”Ma, mana baju seragam merah putih ku?” jerit Acha dari dalam kamar.
”Jangan teriak-teriak, Cha, Mama sakit lagi, sekarang di kamar sedang tidur,” hardik Tante Dwi adiknya Mama.
”Mama sakit apa, Tante? Mama selalu lemas setiap kali penyakitnya kambuh,” ucap Acha bingung.
”Baju seragamnya sudah Tante siapkan. Nanti sore Ayah akan membawa Mama ke rumah sakit, jadi baru nanti tahu Mama sakit apa. Sana ambil seragamnya, sekalian punya adik-adik ya, Cha,” pinta Tante Dwi.
Sekarang, semua peran Mama di rumah, praktis diambil alih Tante Dwi. Kami sekeluarga masih tinggal di rumah Eyang bersama Tante Dwi yang belum menikah.
”Cha, nanti Tante jemput kalian semua jam satu ya! Kalau Tante belum datang, jangan kemana-mana. Ingat ya, Cha, jaga adik-adik,” terang Tante Dwi tersenyum.
”Dah, Tante. Sampai nanti siang ya. Aku akan jaga adik-adik,” kata Acha melangkah gontai masuk gerbang sekolah sambil tak putus memikirkan Mamanya yang sakit.
Jam satu siang tepat, Tante Dwi sudah menunggu di depan gerbang sekolah.
”Hai keponakan Tante semua, apa kabar? Wah, sudah lapar ya? Maaf ya Tante nggak masak makan siang, ayo kita makan di restoran,” sapa Tante Dwi pada Acha, Ina, dan Bram.
”Tante, keadaan Mama bagaimana sekarang? Sudah pulang ke rumah kan?” tanya Acha penasaran kepada Tantenya.
”Mama sakit lupus, Cha, dan sekarang harus dirawat di rumah sakit untuk sementara waktu.
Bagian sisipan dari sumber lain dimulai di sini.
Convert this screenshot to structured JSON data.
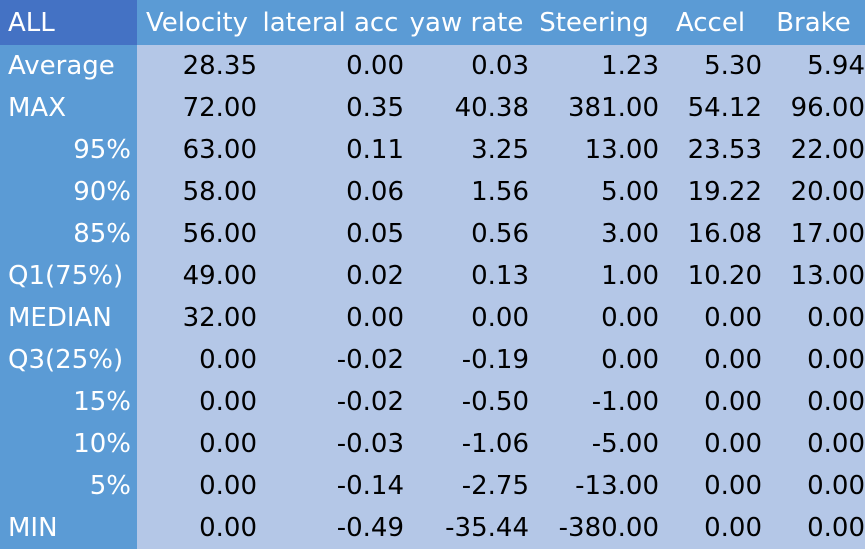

Kalian tidak usah khawatir karena Tante akan menjaga kalian selama Mama di rumah sakit,” jelas Tante Dwi.
”Terima kasih ya, Tante Dwi,” ucap Acha riang. ”Acha dan adik-adik dapat cinta dari dua Mama, dari Mama dan Tante yang sudah menganggap kita keponakan sekaligus anak, hehe..” ungkap Acha bergelayut manja pada Tantenya.
Tidak terasa, air mata mengalir dari ujung mata Acha karena haru dan senang. ”Terima kasih Tuhan, Engkau telah mengirimkan Tante Dwi sebagai Mama kedua kami,” gumam Acha perlahan.